Watson v. Strunett

Opinion by

Judge Elliott :

Appellant, with his brothers and sisters, inherited a farm from their mother. At the time of his mother’s death he resided on a part of this land by her permission.

In the division of this tract of land among the Watson heirs the commissioner allptted fourteen acres, including the appellant’s residence, and also some seven acres located some half-mile distant to appellant. Between the seven acres and fourteen acres a lot that had been laid off to another one of the heirs intervened. As the fourteen acres was without timber for fuel, appellant built him a residence and moved on the seven-acre tract, but continued to cultivate the fourteen acres, it being the cleared land he owned, and therefore the only land fit for cultivation.

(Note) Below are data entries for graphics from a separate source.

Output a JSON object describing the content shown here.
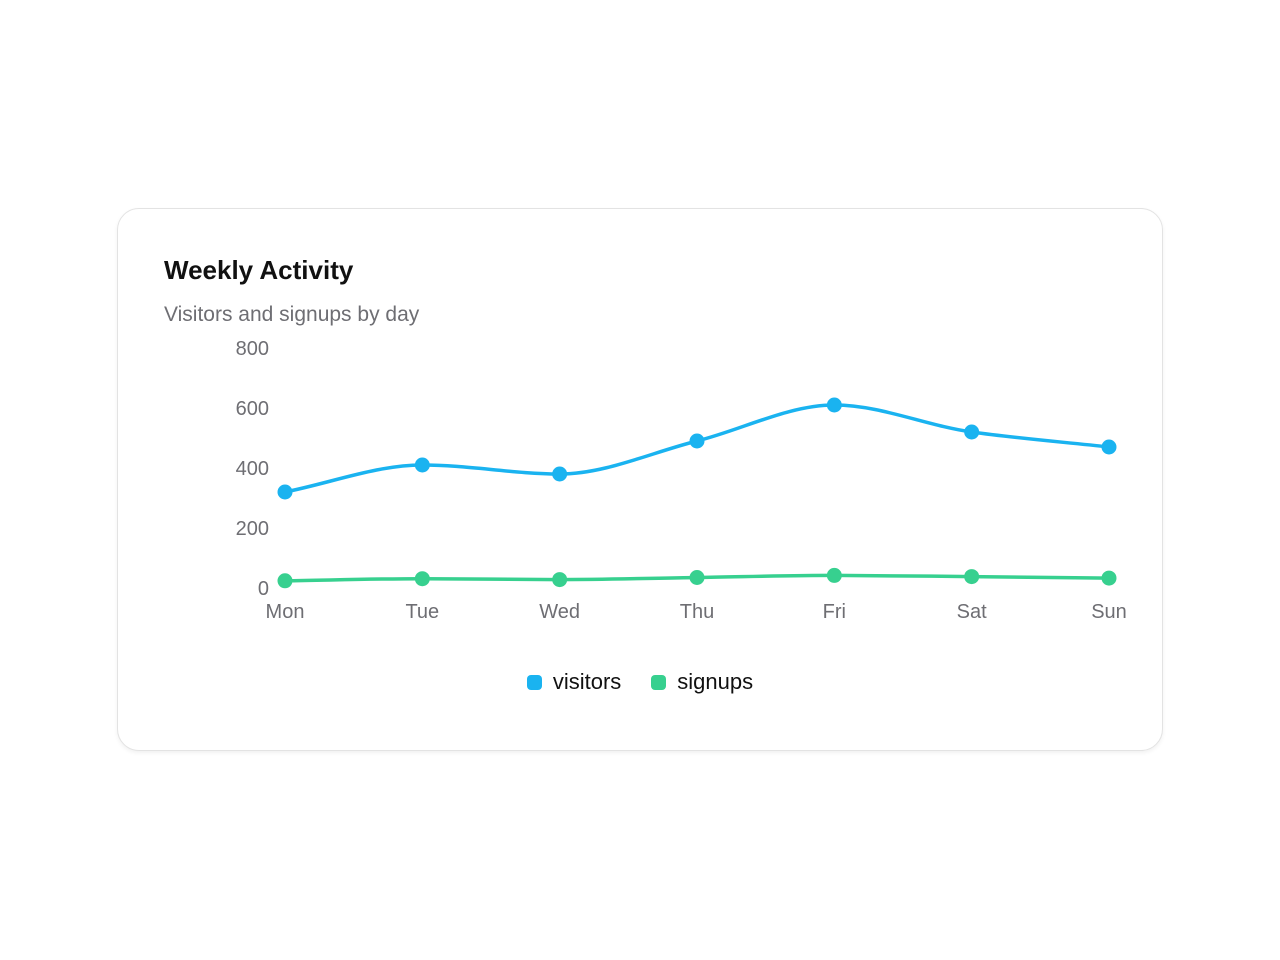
{
  "card": {
    "title": "Weekly Activity",
    "subtitle": "Visitors and signups by day"
  },
  "chart_data": {
    "type": "line",
    "title": "Weekly Activity",
    "subtitle": "Visitors and signups by day",
    "xlabel": "",
    "ylabel": "",
    "categories": [
      "Mon",
      "Tue",
      "Wed",
      "Thu",
      "Fri",
      "Sat",
      "Sun"
    ],
    "y_ticks": [
      "800",
      "600",
      "400",
      "200",
      "0"
    ],
    "ylim": [
      0,
      800
    ],
    "grid": false,
    "curve": "smooth",
    "legend_position": "bottom-center",
    "series": [
      {
        "name": "visitors",
        "color": "#1AB3F0",
        "values": [
          320,
          410,
          380,
          490,
          610,
          520,
          470
        ]
      },
      {
        "name": "signups",
        "color": "#37D08F",
        "values": [
          24,
          31,
          28,
          35,
          42,
          38,
          33
        ]
      }
    ]
  }
}
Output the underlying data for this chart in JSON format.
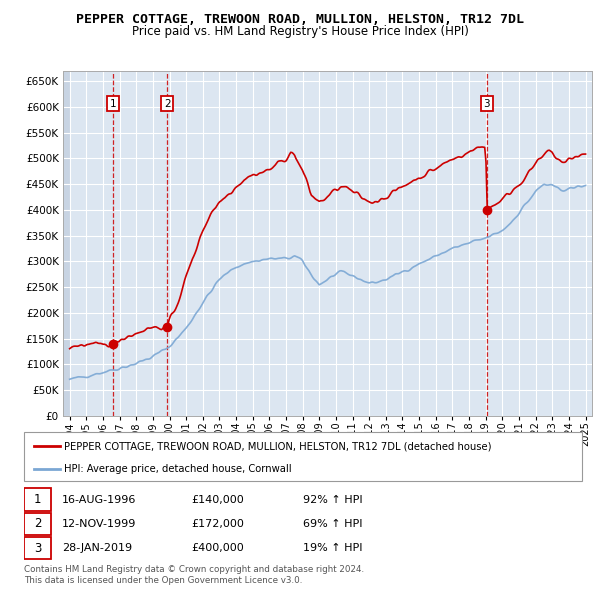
{
  "title": "PEPPER COTTAGE, TREWOON ROAD, MULLION, HELSTON, TR12 7DL",
  "subtitle": "Price paid vs. HM Land Registry's House Price Index (HPI)",
  "ylim": [
    0,
    670000
  ],
  "yticks": [
    0,
    50000,
    100000,
    150000,
    200000,
    250000,
    300000,
    350000,
    400000,
    450000,
    500000,
    550000,
    600000,
    650000
  ],
  "ytick_labels": [
    "£0",
    "£50K",
    "£100K",
    "£150K",
    "£200K",
    "£250K",
    "£300K",
    "£350K",
    "£400K",
    "£450K",
    "£500K",
    "£550K",
    "£600K",
    "£650K"
  ],
  "xlim_start": 1993.6,
  "xlim_end": 2025.4,
  "xticks": [
    1994,
    1995,
    1996,
    1997,
    1998,
    1999,
    2000,
    2001,
    2002,
    2003,
    2004,
    2005,
    2006,
    2007,
    2008,
    2009,
    2010,
    2011,
    2012,
    2013,
    2014,
    2015,
    2016,
    2017,
    2018,
    2019,
    2020,
    2021,
    2022,
    2023,
    2024,
    2025
  ],
  "bg_color": "#ffffff",
  "plot_bg_color": "#dce6f1",
  "grid_color": "#ffffff",
  "hatch_color": "#c8d4e3",
  "red_color": "#cc0000",
  "blue_color": "#7ba7d4",
  "sale_dates": [
    1996.617,
    1999.867,
    2019.075
  ],
  "sale_prices": [
    140000,
    172000,
    400000
  ],
  "sale_labels": [
    "1",
    "2",
    "3"
  ],
  "transactions": [
    {
      "label": "1",
      "date": "16-AUG-1996",
      "price": "£140,000",
      "hpi": "92% ↑ HPI"
    },
    {
      "label": "2",
      "date": "12-NOV-1999",
      "price": "£172,000",
      "hpi": "69% ↑ HPI"
    },
    {
      "label": "3",
      "date": "28-JAN-2019",
      "price": "£400,000",
      "hpi": "19% ↑ HPI"
    }
  ],
  "legend_line1": "PEPPER COTTAGE, TREWOON ROAD, MULLION, HELSTON, TR12 7DL (detached house)",
  "legend_line2": "HPI: Average price, detached house, Cornwall",
  "footnote1": "Contains HM Land Registry data © Crown copyright and database right 2024.",
  "footnote2": "This data is licensed under the Open Government Licence v3.0.",
  "hpi_keypoints": [
    [
      1994.0,
      70000
    ],
    [
      1995.0,
      78000
    ],
    [
      1996.0,
      85000
    ],
    [
      1997.0,
      93000
    ],
    [
      1998.0,
      102000
    ],
    [
      1999.0,
      115000
    ],
    [
      2000.0,
      135000
    ],
    [
      2001.0,
      170000
    ],
    [
      2002.0,
      220000
    ],
    [
      2003.0,
      265000
    ],
    [
      2004.0,
      290000
    ],
    [
      2005.0,
      300000
    ],
    [
      2006.0,
      305000
    ],
    [
      2007.0,
      305000
    ],
    [
      2007.5,
      310000
    ],
    [
      2008.0,
      300000
    ],
    [
      2008.5,
      275000
    ],
    [
      2009.0,
      255000
    ],
    [
      2009.5,
      265000
    ],
    [
      2010.0,
      275000
    ],
    [
      2010.5,
      278000
    ],
    [
      2011.0,
      272000
    ],
    [
      2011.5,
      265000
    ],
    [
      2012.0,
      258000
    ],
    [
      2012.5,
      260000
    ],
    [
      2013.0,
      265000
    ],
    [
      2013.5,
      272000
    ],
    [
      2014.0,
      280000
    ],
    [
      2014.5,
      288000
    ],
    [
      2015.0,
      295000
    ],
    [
      2015.5,
      303000
    ],
    [
      2016.0,
      310000
    ],
    [
      2016.5,
      318000
    ],
    [
      2017.0,
      325000
    ],
    [
      2017.5,
      330000
    ],
    [
      2018.0,
      335000
    ],
    [
      2018.5,
      340000
    ],
    [
      2019.0,
      345000
    ],
    [
      2019.5,
      352000
    ],
    [
      2020.0,
      360000
    ],
    [
      2020.5,
      375000
    ],
    [
      2021.0,
      395000
    ],
    [
      2021.5,
      415000
    ],
    [
      2022.0,
      435000
    ],
    [
      2022.5,
      450000
    ],
    [
      2023.0,
      445000
    ],
    [
      2023.5,
      440000
    ],
    [
      2024.0,
      440000
    ],
    [
      2024.5,
      445000
    ],
    [
      2025.0,
      445000
    ]
  ],
  "red_keypoints": [
    [
      1994.0,
      135000
    ],
    [
      1995.0,
      138000
    ],
    [
      1996.0,
      138000
    ],
    [
      1996.617,
      140000
    ],
    [
      1997.0,
      148000
    ],
    [
      1997.5,
      155000
    ],
    [
      1998.0,
      160000
    ],
    [
      1998.5,
      168000
    ],
    [
      1999.0,
      172000
    ],
    [
      1999.867,
      172000
    ],
    [
      2000.0,
      185000
    ],
    [
      2000.5,
      220000
    ],
    [
      2001.0,
      270000
    ],
    [
      2001.5,
      315000
    ],
    [
      2002.0,
      360000
    ],
    [
      2002.5,
      395000
    ],
    [
      2003.0,
      415000
    ],
    [
      2003.5,
      430000
    ],
    [
      2004.0,
      445000
    ],
    [
      2004.5,
      460000
    ],
    [
      2005.0,
      468000
    ],
    [
      2005.5,
      472000
    ],
    [
      2006.0,
      478000
    ],
    [
      2006.5,
      490000
    ],
    [
      2007.0,
      500000
    ],
    [
      2007.3,
      510000
    ],
    [
      2007.5,
      508000
    ],
    [
      2008.0,
      475000
    ],
    [
      2008.3,
      450000
    ],
    [
      2008.5,
      430000
    ],
    [
      2009.0,
      415000
    ],
    [
      2009.5,
      425000
    ],
    [
      2010.0,
      440000
    ],
    [
      2010.5,
      445000
    ],
    [
      2011.0,
      435000
    ],
    [
      2011.5,
      425000
    ],
    [
      2012.0,
      415000
    ],
    [
      2012.5,
      418000
    ],
    [
      2013.0,
      425000
    ],
    [
      2013.5,
      435000
    ],
    [
      2014.0,
      445000
    ],
    [
      2014.5,
      455000
    ],
    [
      2015.0,
      462000
    ],
    [
      2015.5,
      472000
    ],
    [
      2016.0,
      480000
    ],
    [
      2016.5,
      490000
    ],
    [
      2017.0,
      498000
    ],
    [
      2017.5,
      505000
    ],
    [
      2018.0,
      512000
    ],
    [
      2018.5,
      520000
    ],
    [
      2019.0,
      525000
    ],
    [
      2019.075,
      400000
    ],
    [
      2019.5,
      410000
    ],
    [
      2020.0,
      420000
    ],
    [
      2020.5,
      435000
    ],
    [
      2021.0,
      450000
    ],
    [
      2021.5,
      468000
    ],
    [
      2022.0,
      490000
    ],
    [
      2022.5,
      505000
    ],
    [
      2022.8,
      515000
    ],
    [
      2023.0,
      510000
    ],
    [
      2023.3,
      500000
    ],
    [
      2023.5,
      495000
    ],
    [
      2023.8,
      490000
    ],
    [
      2024.0,
      498000
    ],
    [
      2024.5,
      505000
    ],
    [
      2025.0,
      508000
    ]
  ]
}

After the division among Mrs. Watson’s heirs and after appellant had moved on the seven-acre tract, the appellee, Smith, caused the fourteen acres to be levied on and sold on a fi. fa. in his favor against appellant, and to prevent the purchaser from taking possession on his purchase this suit was brought, and the only question is as to whether the defendant in an execution where the land on which he resides is worth less than a thousand dollars, can make up the deficiency out of land which, although not adjoining it, is used as a part of the same farm.

The homestead law does not require that the homestead shall only include one tract of land. It says, “so much land, including the dwelling house and appurtenances owned by the debtor, as shall not exceed in value one thousand dollars” shall be set apart to the debtor by the levying officer.

The thousand dollars’ worth of his land must include his dwelling *260house and appurtenances, but if such dwelling-house tract is worth less than one thousand dollars, we think the deficiency can be made up out of a tract which, although not adjoining, is a part of the. same tract.

H. G. Petrie, for appellant.

If the execution creditor had levied on this land before the division among the Watson heirs, it is admitted that appellant could have had it allotted as a part of his homestead. The two parcels are part of the same tract of land, and were acquired by appellant by the same title and at the same time, and are used by him as the same farm, the seven acres being used for fuel and the fourteen acres for cultivation. We are therefore of opinion that if the parcel of land which embraced appellant’s residence was worth less than a thousand dollars, the deficiency should have been made up out of the fourteen acres which, although not adjoining, was used as a part of appellant’s farm according to the pleadings, etc.

Wherefore the judgment is reversed and cause remanded for further proceedings consistent with this opinion.